Depuis qu'il est devenu payant, le forum Parker/Squires est très loin d'atteindre le niveau d'activité qu'il avait avant cette décision pécuniaire. Comme l'écrit un des membres actuels, on est plus comparable à la circulation dans un village nord-coréen un soir de week-end, alors qu'avant, c'était Time Square à l'heure de pointe. Une chute vertigineuse de fréquentation et surtout un niveau de sujets très sensiblement inférieur, l'essentiel y étant de dire au Maître des lieux qu'on partage ses points de vue.
C'est donc devenu un monde de "bénis oui-oui" , frisant souvent l'obséquiosité vis à vis du Maître. Bref, ça dormait grave et surtout n'avait vraiment plus beaucoup d'importance.
Et puis voilà qu'un membre de l'équipe de Parker, Jay Miller, qui s'occupe de l'Espagne, (déjà en délicatesse pour avoir accepté une croisière et autres babioles de la part de producteurs et/ou d'organismes liés au monde du vin) ravive une discussion récurrente suite aux $ 15.000 qui lui ont été payés pour une conférence sur le vin d'une région dont il a la charge.

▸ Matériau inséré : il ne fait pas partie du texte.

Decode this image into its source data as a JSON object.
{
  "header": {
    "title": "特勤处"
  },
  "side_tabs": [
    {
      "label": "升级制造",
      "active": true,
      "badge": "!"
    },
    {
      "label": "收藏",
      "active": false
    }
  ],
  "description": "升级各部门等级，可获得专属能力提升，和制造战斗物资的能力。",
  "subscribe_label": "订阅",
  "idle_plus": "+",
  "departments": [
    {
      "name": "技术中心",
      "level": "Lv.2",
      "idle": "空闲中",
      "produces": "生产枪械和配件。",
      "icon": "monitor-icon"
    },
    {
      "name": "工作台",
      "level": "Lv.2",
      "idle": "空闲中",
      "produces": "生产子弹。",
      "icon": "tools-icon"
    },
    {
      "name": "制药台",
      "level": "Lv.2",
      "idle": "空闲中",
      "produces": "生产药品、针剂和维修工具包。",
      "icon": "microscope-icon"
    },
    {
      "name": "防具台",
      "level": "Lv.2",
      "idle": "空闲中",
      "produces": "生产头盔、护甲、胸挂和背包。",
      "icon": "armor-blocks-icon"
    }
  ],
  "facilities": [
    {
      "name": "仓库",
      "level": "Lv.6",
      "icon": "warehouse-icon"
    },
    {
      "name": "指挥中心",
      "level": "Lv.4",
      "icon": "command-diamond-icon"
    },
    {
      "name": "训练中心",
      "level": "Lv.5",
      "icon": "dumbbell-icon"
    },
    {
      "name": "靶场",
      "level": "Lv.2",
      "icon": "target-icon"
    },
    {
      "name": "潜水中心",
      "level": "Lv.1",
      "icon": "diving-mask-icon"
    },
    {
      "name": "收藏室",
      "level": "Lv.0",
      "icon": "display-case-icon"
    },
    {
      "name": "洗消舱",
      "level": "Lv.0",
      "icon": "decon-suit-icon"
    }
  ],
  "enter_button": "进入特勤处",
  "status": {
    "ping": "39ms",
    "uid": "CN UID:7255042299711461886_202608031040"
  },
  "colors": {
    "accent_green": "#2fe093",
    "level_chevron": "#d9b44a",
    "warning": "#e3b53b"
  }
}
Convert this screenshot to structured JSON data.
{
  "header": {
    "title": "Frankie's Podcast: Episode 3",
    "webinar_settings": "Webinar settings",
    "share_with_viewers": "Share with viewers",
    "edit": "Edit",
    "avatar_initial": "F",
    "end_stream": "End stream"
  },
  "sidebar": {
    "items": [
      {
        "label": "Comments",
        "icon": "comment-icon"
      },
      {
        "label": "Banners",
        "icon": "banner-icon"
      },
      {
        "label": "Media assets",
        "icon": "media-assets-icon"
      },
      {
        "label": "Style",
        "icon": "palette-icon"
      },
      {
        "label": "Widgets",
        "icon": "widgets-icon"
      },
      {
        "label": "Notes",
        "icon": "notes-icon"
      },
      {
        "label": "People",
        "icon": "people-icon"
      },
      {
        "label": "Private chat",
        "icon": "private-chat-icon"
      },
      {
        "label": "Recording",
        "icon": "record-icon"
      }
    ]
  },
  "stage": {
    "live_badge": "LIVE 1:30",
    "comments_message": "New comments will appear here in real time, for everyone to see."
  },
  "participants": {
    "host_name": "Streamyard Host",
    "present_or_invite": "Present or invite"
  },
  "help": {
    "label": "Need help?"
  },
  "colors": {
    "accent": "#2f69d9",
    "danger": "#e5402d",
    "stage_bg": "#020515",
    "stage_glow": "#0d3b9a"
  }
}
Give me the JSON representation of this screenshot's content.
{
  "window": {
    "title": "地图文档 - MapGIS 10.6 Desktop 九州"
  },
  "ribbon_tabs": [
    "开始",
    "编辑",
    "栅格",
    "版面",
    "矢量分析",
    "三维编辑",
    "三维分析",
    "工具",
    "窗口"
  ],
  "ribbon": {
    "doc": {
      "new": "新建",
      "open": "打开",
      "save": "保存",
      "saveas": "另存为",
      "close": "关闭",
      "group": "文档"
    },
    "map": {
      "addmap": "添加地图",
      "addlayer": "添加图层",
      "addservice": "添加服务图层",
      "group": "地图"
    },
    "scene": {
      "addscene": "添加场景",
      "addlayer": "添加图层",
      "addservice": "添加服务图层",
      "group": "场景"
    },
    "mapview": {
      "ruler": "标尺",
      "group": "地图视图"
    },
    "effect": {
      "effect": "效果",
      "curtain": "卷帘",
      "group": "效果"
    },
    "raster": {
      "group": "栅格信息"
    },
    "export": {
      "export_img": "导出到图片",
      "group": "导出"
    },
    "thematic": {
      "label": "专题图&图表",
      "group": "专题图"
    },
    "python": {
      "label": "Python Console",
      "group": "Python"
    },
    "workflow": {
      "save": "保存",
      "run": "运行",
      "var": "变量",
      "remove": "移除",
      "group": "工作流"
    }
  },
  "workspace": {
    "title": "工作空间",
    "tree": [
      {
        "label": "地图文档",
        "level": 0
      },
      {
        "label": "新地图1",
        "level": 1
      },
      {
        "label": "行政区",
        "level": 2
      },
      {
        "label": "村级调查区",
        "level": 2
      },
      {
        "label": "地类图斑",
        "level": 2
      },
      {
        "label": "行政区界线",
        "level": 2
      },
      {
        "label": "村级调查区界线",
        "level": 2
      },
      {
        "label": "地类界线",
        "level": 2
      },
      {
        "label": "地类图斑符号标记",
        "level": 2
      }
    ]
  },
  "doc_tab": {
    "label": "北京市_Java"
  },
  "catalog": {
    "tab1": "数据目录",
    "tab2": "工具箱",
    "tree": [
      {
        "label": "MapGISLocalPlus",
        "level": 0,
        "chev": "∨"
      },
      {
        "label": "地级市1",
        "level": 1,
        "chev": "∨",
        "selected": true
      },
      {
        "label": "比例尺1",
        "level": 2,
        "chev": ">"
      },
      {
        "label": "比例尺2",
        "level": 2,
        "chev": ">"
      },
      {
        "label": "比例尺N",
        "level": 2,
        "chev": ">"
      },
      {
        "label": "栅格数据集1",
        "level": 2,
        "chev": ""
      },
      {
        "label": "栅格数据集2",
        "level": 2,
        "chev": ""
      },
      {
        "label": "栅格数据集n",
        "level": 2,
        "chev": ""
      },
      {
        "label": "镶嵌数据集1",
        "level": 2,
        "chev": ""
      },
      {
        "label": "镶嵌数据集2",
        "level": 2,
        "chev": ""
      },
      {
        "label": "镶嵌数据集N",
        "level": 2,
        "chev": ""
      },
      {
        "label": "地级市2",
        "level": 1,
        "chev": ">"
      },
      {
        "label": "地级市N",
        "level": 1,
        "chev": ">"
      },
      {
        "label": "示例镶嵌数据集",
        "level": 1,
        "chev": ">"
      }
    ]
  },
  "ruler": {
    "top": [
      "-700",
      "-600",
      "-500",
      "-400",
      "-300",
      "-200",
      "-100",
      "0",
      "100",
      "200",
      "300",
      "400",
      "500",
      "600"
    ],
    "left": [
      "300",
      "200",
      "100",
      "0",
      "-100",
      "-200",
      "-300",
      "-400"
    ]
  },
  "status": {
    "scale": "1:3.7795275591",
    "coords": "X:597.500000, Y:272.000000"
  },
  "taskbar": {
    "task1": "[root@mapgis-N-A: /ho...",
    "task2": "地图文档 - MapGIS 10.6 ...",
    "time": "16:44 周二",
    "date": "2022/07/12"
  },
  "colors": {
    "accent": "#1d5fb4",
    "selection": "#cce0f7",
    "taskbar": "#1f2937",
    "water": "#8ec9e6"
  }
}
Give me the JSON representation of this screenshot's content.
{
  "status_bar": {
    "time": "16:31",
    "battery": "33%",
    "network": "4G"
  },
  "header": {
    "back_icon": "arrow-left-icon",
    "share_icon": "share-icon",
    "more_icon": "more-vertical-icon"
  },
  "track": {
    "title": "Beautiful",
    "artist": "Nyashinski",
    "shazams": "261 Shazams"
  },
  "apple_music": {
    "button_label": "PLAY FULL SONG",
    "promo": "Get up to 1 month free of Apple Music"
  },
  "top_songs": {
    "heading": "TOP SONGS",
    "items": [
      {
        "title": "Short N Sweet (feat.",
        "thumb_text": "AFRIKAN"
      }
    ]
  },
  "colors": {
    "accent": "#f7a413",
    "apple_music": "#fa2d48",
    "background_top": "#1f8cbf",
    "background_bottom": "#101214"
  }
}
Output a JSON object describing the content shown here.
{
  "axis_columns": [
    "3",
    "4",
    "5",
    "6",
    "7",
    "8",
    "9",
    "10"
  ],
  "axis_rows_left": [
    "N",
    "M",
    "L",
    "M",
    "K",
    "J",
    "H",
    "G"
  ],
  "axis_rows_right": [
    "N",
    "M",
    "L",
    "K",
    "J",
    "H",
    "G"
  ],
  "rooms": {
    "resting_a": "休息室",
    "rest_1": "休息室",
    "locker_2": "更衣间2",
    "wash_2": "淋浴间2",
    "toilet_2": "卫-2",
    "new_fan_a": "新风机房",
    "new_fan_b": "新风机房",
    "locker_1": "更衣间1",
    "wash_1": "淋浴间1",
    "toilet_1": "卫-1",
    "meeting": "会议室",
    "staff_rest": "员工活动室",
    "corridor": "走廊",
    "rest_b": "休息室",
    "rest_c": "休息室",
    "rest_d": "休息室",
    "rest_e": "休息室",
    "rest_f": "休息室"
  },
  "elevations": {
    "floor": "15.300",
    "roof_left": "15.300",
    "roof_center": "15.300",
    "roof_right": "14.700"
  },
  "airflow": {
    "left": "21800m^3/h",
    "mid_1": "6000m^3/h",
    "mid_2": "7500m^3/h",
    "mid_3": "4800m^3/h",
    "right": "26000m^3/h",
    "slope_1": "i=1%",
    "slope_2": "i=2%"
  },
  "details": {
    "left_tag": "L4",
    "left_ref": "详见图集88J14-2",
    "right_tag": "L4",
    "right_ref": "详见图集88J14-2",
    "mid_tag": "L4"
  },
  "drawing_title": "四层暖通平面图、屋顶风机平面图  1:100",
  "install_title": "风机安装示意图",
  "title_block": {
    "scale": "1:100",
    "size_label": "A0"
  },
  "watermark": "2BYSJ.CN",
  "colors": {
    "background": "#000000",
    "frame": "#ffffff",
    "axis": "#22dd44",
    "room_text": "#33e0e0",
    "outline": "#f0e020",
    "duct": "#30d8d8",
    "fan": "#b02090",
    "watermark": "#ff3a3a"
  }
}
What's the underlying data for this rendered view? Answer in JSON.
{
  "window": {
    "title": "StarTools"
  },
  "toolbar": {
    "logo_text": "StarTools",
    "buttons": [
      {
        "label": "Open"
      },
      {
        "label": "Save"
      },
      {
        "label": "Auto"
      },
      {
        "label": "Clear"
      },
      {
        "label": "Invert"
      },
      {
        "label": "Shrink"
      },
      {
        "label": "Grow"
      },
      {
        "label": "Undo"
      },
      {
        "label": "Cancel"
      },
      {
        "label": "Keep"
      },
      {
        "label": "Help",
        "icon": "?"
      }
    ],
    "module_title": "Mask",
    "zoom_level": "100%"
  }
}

On touche là une question particulièrement sensible aux USA (confer Nixon, Clinton et autres "menteurs"). La question n'est pas tant qu'il fut payé pour cela, avec une somme qui naturellement est en relation directe avec son propre lien à Parker; mais ce qui choque énormément certains de nos amis américains, c'est le fait que les grands principes parkériens d'indépendance vis à vis des propriétés, des négoces et autres sociétés impliquées financièrement dans le vin, sont en train de voler en éclat. Un peu comme le principe fondamental imprimé en première page, énonçant l'aveugle comme principe de dégustation : ce qui n'est plus guère le cas comme chacun sait.
Bon, dans les commentaires qui ont enflammé le forum au point que Mark Squires a dû pratiquer une double censure, il y a comme d'habitude une pointe de jalousie qui s'ajoute à un concept simplissime que quiconque touche de l'argent du secteur qu'il critique professionnellement, ne peut ensuite qu'avoir des commentaires biaisés. C'est loin d'être aussi simpliste. Il y a quand même des journalistes qui acceptent des déjeuners, des invitations, des billets d'avion (comme les critiques de théatre les places gratuites) même parfois des cadeaux, sans pour autant devenir des larbins douteux.
Sans être obligé constamment de dire urbi et orbi qui reçoit quoi et payé par qui, ce serait bien que les vrais journalistes du vin fassent de temps en temps une petite note pour leurs lecteurs explicitant leur propre position en la matière. Le problème avec Parker, qui revient souvent sur ce point, c'est que maintenant on est assez éloigné de ses principes initiaux "d'avocat des consommateurs" à la Nader. Il doit pas mal ramer et ramer pour convaincre son lectorat qu'il a finalement peu changé. Peu y croient.
Comme je l'ai écrit sur ce forum américain à de multiples reprises, mais sans que cela ne suscite d'intelligents commentaires, la solution à ce problème est évidente, simplissime, existante : DEGUSTER A L'AVEUGLE. Ah oui, ce serait un sacré changement !
D'abord, ça remettrait une bonne dose de modestie dans un milieu qui en manque singulièrement. Ensuite, s'il est vrai que les dégustations "aveugle" ont des défauts (difficulté entre autres de valoriser le potentiel d'un vin - quoique -), il devrait être patent pour chacun que ces défauts sont loin d'avoir le même poids que ceux de dégustations où l'influence de l'étiquette joue un rôle peut-être pas fondamental, mais sensiblement important. On ne déguste pas, on ne commente pas un Château Latour comme on déguste ou commente un Haut-Carles. Je le regrette personnellement.
Bon, je le sais, je prêche dans le désert. Mais je suis certain qu'avec le temps, et d'autres mini scandales comme celui-ci ou dernièrement l'opération Suckling en Toscane, cela ne va pas améliorer le point de vue des lecteurs vis à vis de la critique professionnelle.
Vous me permettez un moment d'orgueil ? Merci : j'ai le doux sentiment que le GJE est en avance sur son temps et que, d'ici quelques années, on lira avec plus d'attention ceux qui travaillent en "aveugle" (nous ou d'autres) par rapport à ceux qui aiment les tapis rouges devant les augustes portails de nobles châteaux.